Today, we continue to put into modern perspective the places of particular people in the history of Country Music. Let us talk about Jimmie Rodgers. He and the Carter family were among the first country music recording stars in the 1920s. Throughout his singing career, he earned several nicknames from “The Singing Brakeman” about his former job to “a white man gone black” and “a busboy in a roadside café singing nigger blues” for the influence he got from African-American’s chants. Later on, he would be dubbed “The Blue Yodeler” for his rhythmic yodeling and as “The Father of Country Music” which was rightly so.

Rodgers was born in Pine Springs, Mississippi in 1897. After his mother died, he went to live with his aunt Dora in the Meridian.
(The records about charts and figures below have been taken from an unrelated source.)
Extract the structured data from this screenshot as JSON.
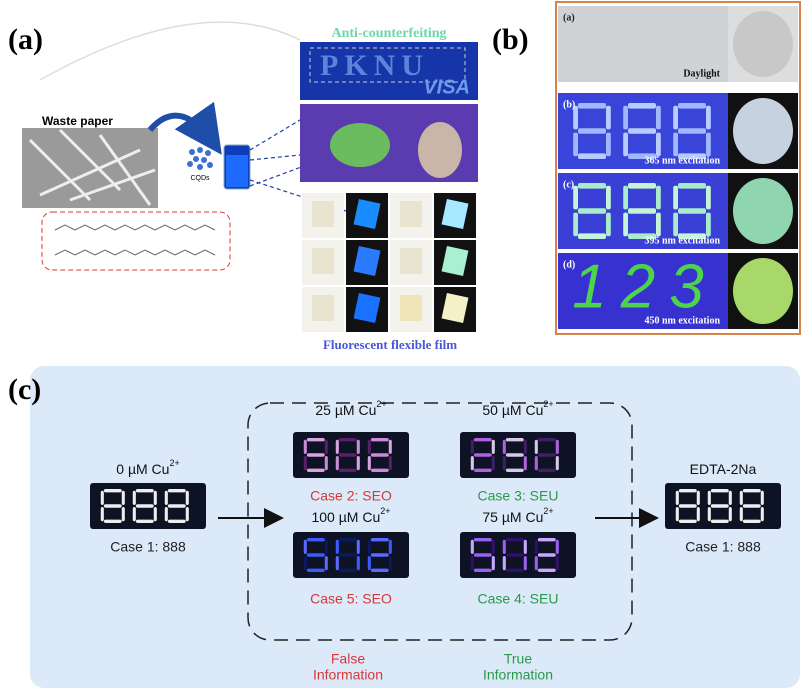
{
  "panel_a": {
    "label": "(a)",
    "waste_paper": "Waste paper",
    "cqds": "CQDs",
    "anti_counterfeiting": "Anti-counterfeiting",
    "card_text": "PKNU",
    "card_brand": "VISA",
    "film": "Fluorescent flexible film"
  },
  "panel_b": {
    "label": "(b)",
    "rows": [
      {
        "label": "(a)",
        "caption": "Daylight"
      },
      {
        "label": "(b)",
        "caption": "365 nm excitation"
      },
      {
        "label": "(c)",
        "caption": "395 nm excitation"
      },
      {
        "label": "(d)",
        "caption": "450 nm excitation",
        "display": "123"
      }
    ]
  },
  "panel_c": {
    "label": "(c)",
    "displays": [
      {
        "top": "0 µM Cu",
        "sup": "2+",
        "bottom": "Case 1: 888"
      },
      {
        "top": "25 µM Cu",
        "sup": "2+",
        "bottom": "Case 2: SEO"
      },
      {
        "top": "50 µM Cu",
        "sup": "2+",
        "bottom": "Case 3: SEU"
      },
      {
        "top": "100 µM Cu",
        "sup": "2+",
        "bottom": "Case 5: SEO"
      },
      {
        "top": "75 µM Cu",
        "sup": "2+",
        "bottom": "Case 4: SEU"
      },
      {
        "top": "EDTA-2Na",
        "bottom": "Case 1: 888"
      }
    ],
    "notes": [
      {
        "line1": "False",
        "line2": "Information"
      },
      {
        "line1": "True",
        "line2": "Information"
      }
    ]
  }
}
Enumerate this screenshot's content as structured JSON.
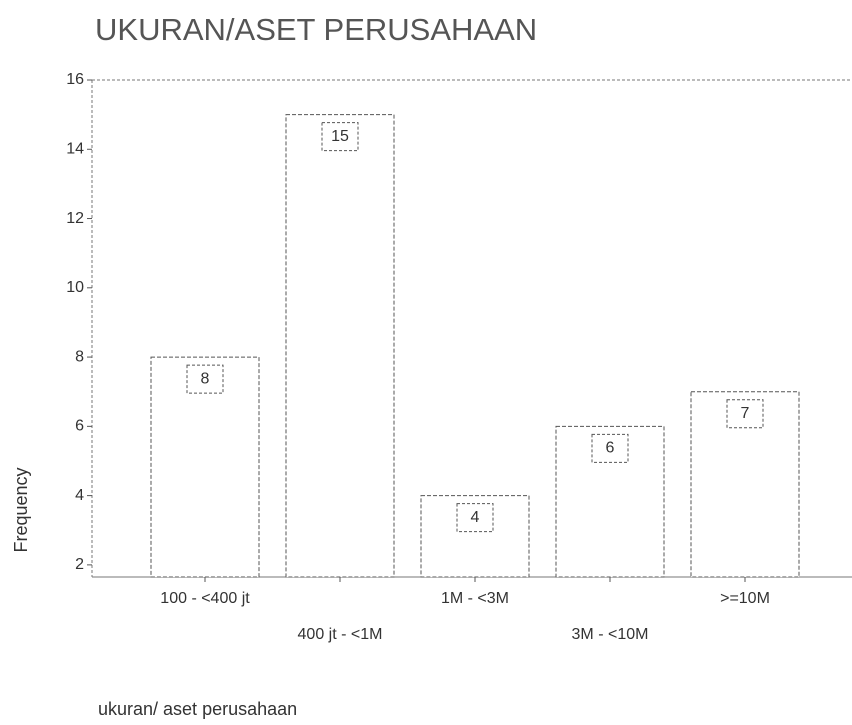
{
  "chart_data": {
    "type": "bar",
    "title": "UKURAN/ASET PERUSAHAAN",
    "categories": [
      "100 - <400 jt",
      "400 jt - <1M",
      "1M - <3M",
      "3M - <10M",
      ">=10M"
    ],
    "values": [
      8,
      15,
      4,
      6,
      7
    ],
    "color": "#ffffff",
    "y_label": "Frequency",
    "x_label": "ukuran/ aset perusahaan",
    "ylim": [
      1.65,
      16
    ],
    "yticks": [
      2,
      4,
      6,
      8,
      10,
      12,
      14,
      16
    ],
    "grid": false
  }
}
There, he grew up streetwise and was an enthusiast for trains, railroads, and wayfaring travelers. Beside the railroad tracks is a water tank where he heard blues music and conversational topics among porters and railroad workers which later shaped his song lyrics. He also would frequent opera houses, theaters, and hotel lobbies where he heard plenty of jazz. Furthermore, having absorbed the lively rhythms of black popular music, he brought innovation to the then pure white and Southern monopoly to country music.

In 1927, his records began selling in millions. He sang about common people and their common lives. Also, he had his sister-in-law Elsie McWilliams co-wrote nearly 40 of his songs which all proved to be successful. Her moralistic insights in the song-writing were valuable.

In 1933, his tuberculosis battered body finally caved into death. However, two days before that, he had his last recording. For the final song, he opted to record alone ‘Years Ago,’ a fitting song for a great musician taking his bow for his finale act.